Addison éteint la débauche chez les gens de cour, et leur en fait honte ; il adoucit la rude piété des gens de roture, et leur persuade d’être aimables. C’est là sa mission. Aussi cette douce sévérité d’Addison fut-elle accueillie d’un sourire universel et d’une reconnaissance générale. Grace à l’onction d’un style naturel sans faiblesse et grave sans emphase, cet heureux esprit devint l’instituteur de son temps ; la censure bourgeoise des mœurs publiques s’installa et prit rang dans les habitudes.

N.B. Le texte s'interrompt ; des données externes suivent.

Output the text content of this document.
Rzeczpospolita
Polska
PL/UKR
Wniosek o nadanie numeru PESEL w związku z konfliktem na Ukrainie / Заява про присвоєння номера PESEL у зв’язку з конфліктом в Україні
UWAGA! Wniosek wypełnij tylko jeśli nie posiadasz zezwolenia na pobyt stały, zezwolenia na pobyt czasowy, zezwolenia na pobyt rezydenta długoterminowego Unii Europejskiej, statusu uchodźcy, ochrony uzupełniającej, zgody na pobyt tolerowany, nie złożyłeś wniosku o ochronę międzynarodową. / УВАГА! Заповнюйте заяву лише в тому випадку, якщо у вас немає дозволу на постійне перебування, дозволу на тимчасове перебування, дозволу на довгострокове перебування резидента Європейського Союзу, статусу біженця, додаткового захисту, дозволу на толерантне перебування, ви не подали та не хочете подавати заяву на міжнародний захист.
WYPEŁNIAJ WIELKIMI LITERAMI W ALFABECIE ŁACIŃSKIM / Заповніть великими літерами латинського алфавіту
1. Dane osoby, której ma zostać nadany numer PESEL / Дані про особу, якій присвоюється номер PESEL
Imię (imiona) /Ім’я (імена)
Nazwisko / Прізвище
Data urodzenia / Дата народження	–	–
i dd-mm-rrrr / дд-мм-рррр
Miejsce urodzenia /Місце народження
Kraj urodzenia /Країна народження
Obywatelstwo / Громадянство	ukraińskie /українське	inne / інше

Quant à la France, elle est bien loin encore de cette admiration pour la vertu bourgeoise, que Diderot lui communiquera plus tard ; ce qu’elle admire, c’est lord Stormond, le jeune Anglais, magnifique, beau, et qui avait le don de plaire. Les salons s’ouvraient d’eux-mêmes à Stormond comme à Bolingbroke ; mais, dans les habitudes, rien ne se touchait encore ; une femme du grand monde se chargea de ce soin délicat et n’y réussit pas davantage.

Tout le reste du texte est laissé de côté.